También repasa el autor que el Código Civil de Vélez Sarsfield no contempló expresamente la teoría de la imprevisión.

La ausencia de una norma que de manera expresa regulara la cuestión, se erigió en un factor generador de perturbaciones, que se plasmaron en una fuerte polémica doctrinaria anterior a la reforma de 1968.
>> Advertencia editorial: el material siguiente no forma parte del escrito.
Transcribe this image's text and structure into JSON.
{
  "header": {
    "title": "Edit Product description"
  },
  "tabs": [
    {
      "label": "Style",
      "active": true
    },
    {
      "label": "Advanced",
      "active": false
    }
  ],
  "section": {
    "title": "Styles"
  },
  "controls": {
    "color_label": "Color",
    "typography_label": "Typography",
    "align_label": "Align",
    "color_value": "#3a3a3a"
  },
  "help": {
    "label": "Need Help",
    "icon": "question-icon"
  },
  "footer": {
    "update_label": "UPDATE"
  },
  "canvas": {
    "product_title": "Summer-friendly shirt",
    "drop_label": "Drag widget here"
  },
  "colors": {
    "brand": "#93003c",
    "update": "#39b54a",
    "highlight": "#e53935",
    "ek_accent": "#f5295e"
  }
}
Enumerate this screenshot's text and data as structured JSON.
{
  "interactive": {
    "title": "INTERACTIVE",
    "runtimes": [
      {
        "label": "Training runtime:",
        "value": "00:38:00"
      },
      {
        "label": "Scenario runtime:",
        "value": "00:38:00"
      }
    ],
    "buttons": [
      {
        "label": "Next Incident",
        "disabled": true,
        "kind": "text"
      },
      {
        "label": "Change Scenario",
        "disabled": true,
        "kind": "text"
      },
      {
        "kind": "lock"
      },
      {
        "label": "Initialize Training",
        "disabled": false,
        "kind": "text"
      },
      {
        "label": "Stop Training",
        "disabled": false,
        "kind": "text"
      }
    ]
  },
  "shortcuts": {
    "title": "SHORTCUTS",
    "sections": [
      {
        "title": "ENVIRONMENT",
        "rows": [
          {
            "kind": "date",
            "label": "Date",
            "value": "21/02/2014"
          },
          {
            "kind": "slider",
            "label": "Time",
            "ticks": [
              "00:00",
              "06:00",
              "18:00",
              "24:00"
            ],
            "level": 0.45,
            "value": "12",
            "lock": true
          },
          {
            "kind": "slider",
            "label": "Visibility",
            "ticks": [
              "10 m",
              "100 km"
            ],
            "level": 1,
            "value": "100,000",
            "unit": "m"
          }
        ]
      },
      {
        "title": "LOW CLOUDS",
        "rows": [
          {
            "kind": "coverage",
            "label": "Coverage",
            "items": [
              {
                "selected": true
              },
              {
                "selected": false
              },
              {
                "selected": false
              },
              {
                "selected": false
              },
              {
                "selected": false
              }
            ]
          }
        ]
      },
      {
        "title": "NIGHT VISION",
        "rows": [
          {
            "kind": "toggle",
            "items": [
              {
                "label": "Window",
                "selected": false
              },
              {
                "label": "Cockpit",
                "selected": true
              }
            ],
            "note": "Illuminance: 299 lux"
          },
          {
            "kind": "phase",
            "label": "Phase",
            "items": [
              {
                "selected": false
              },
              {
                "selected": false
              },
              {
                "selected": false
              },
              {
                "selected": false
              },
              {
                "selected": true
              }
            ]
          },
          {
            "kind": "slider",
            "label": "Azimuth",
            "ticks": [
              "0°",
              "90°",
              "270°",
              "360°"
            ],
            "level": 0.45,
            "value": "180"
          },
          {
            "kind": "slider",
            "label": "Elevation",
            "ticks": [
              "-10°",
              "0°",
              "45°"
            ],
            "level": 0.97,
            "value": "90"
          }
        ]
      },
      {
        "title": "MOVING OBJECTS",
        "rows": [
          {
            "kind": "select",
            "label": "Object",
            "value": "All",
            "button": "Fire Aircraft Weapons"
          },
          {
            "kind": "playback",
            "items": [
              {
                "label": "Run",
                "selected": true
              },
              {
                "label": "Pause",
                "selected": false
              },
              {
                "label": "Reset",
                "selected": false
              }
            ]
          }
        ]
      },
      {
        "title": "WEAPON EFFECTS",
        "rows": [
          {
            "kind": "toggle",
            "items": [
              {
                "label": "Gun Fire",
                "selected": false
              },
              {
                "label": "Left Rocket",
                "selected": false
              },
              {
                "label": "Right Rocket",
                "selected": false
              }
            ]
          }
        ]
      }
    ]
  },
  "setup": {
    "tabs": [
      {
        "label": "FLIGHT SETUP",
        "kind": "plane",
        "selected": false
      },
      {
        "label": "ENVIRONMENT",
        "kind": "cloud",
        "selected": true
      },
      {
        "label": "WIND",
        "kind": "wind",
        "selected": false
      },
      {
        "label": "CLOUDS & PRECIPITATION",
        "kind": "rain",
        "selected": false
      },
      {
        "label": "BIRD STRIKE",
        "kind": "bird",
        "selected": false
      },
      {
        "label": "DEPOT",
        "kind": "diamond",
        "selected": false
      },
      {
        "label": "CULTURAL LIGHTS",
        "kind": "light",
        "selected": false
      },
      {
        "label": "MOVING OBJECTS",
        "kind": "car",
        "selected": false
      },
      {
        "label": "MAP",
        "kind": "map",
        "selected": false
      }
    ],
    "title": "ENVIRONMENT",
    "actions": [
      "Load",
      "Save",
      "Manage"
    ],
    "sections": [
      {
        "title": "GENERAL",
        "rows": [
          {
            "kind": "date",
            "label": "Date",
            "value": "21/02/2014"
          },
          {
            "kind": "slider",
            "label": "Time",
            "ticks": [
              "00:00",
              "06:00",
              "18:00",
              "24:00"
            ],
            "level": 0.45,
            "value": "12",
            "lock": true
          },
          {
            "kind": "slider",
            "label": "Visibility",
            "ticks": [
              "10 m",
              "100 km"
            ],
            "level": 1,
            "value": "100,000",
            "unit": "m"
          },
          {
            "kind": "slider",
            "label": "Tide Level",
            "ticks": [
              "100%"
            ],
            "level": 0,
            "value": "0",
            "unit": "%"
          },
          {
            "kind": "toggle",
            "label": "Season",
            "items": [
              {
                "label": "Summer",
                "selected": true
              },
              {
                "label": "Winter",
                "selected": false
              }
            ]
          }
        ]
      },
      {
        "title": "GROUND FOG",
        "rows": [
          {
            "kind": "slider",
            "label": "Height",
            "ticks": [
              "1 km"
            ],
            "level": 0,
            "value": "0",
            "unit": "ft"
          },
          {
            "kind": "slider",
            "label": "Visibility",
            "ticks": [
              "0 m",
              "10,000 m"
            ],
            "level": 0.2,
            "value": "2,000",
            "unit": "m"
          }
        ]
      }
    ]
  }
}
El Tercer Congreso Nacional de Derecho Civil, reunido en Córdoba (1961), aprobó una recomendación explícitamente favorable a la recepción normativa de la figura a nuestro código civil, siguiendo de cerca el modelo del código civil italiano de 1942. Esa propuesta, con mínimas modificaciones, fue recogida pocos años más tarde por la ley 17.711, que incorporó la teoría de la imprevisión a nuestro código actualmente vigente, en el segundo párrafo del art. 1198: “En los contratos bilaterales conmutativos de ejecución diferida o continuada, si la prestación a cargo de una de las partes se tornase excesivamente onerosa por acontecimientos extraordinarios e imprevisibles, la parte afectada podrá demandar la resolución del contrato”.

“El mismo principio se aplicará a los contratos aleatorios, cuando la excesiva onerosidad se produzca por causas extrañas al alea propia del contrato. En los contratos de ejecución continuada la resolución no alcanzará a los efectos ya cumplidos. No procederá la resolución si el afecto hubiese obrado con culpa o estuviese en mora. La otra parte podrá impedir la resolución ofreciendo mejorar equitativamente los efectos del contrato”.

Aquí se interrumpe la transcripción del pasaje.